German internet infrastructure tends to be localized, making outages isolated but common. Sure enough, whenever internet access went down in an area with high Facebook use, attacks on refugees dropped significantly.
And they dropped by the same rate at which heavy Facebook use is thought to boost violence. The drop did not occur in areas with high internet usage but average Facebook usage, suggesting it is specific to social media.
An internal memo made public by Buzzfeed a while back pointed at Facebook’s “connect above everything” ethos:
We [at Facebook] connect people…Maybe it costs a life by exposing someone to bullies. Maybe someone dies in a terrorist attack coordinated on our tools. And still we connect people. The ugly truth is that we believe in connecting people so deeply that anything that allows us to connect more people more often is de facto good.

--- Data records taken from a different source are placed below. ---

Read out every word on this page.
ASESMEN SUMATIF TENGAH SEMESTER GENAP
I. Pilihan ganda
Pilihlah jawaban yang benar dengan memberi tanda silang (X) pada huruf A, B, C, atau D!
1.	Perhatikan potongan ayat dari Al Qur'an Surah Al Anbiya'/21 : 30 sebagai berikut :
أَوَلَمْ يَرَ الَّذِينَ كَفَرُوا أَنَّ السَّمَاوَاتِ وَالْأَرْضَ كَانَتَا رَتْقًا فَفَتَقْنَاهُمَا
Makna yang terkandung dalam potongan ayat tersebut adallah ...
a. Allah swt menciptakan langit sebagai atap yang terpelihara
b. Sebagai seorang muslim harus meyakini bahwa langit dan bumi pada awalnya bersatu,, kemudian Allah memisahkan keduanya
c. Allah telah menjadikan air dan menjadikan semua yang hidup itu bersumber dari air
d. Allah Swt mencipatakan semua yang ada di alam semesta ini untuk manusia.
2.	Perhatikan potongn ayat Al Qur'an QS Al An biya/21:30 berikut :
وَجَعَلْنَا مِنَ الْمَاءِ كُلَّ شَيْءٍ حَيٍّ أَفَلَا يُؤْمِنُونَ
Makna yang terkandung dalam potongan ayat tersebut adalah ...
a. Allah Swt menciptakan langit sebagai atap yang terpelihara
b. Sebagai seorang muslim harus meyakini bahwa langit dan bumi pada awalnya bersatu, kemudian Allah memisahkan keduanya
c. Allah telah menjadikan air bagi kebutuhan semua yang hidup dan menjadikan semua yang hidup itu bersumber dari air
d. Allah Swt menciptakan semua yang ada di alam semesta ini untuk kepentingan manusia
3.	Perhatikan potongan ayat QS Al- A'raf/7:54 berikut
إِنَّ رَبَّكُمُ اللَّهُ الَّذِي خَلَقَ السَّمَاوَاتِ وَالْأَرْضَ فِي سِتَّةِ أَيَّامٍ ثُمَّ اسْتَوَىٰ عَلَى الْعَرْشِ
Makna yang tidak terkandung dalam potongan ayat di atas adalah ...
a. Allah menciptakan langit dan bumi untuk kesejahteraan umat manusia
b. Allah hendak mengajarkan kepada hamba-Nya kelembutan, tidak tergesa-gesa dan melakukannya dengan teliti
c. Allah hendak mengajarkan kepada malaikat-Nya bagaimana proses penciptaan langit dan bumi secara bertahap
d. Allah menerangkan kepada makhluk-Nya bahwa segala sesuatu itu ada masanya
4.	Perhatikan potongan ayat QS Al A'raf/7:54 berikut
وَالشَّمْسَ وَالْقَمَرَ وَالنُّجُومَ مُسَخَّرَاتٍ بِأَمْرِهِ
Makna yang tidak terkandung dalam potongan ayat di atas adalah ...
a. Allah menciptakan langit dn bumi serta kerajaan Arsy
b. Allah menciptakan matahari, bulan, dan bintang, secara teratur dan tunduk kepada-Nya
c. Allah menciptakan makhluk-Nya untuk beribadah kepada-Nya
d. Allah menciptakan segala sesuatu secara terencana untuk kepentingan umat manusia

Nikhil Sonnad in an article for Quartz – Everything bad about Facebook is bad for the same reason – illustrates how the failure to consider the humanity of others ends up making organisations unintentionally evil:
Underlying all of Facebook’s screw-ups is a bumbling obliviousness to real humans. The company’s singular focus on “connecting people” has allowed it to conquer the world, making possible the creation of a vast network of human relationships, a source of insights and eyeballs that makes advertisers and investors drool.
But the imperative to “connect people” lacks the one ingredient essential for being a good citizen: Treating individual human beings as sacrosanct. To Facebook, the world is not made up of individuals, but of connections between them. The billions of Facebook accounts belong not to “people” but to “users,” collections of data points connected to other collections of data points on a vast Social Network, to be targeted and monetized by computer programs.
There are certain things you do not in good conscience do to humans. To data, you can do whatever you like.
Until Facebook and others do some serious soul-searching and don’t only do the right thing when forced to by bad PR, you best bet is to just delete your accounts and get away from feeds designed to addict and manipulate you. Yes, I know it’s easier said than done, Facebook counts on people being too addicted to leave but, for most people, these services are a convenience, not a necessity.
Jaron Lanier clearly explains why in his book Ten Arguments for Deleting Your Social Media Accounts Right Now. I’m not a fan of his acronym use but I highly recommend it.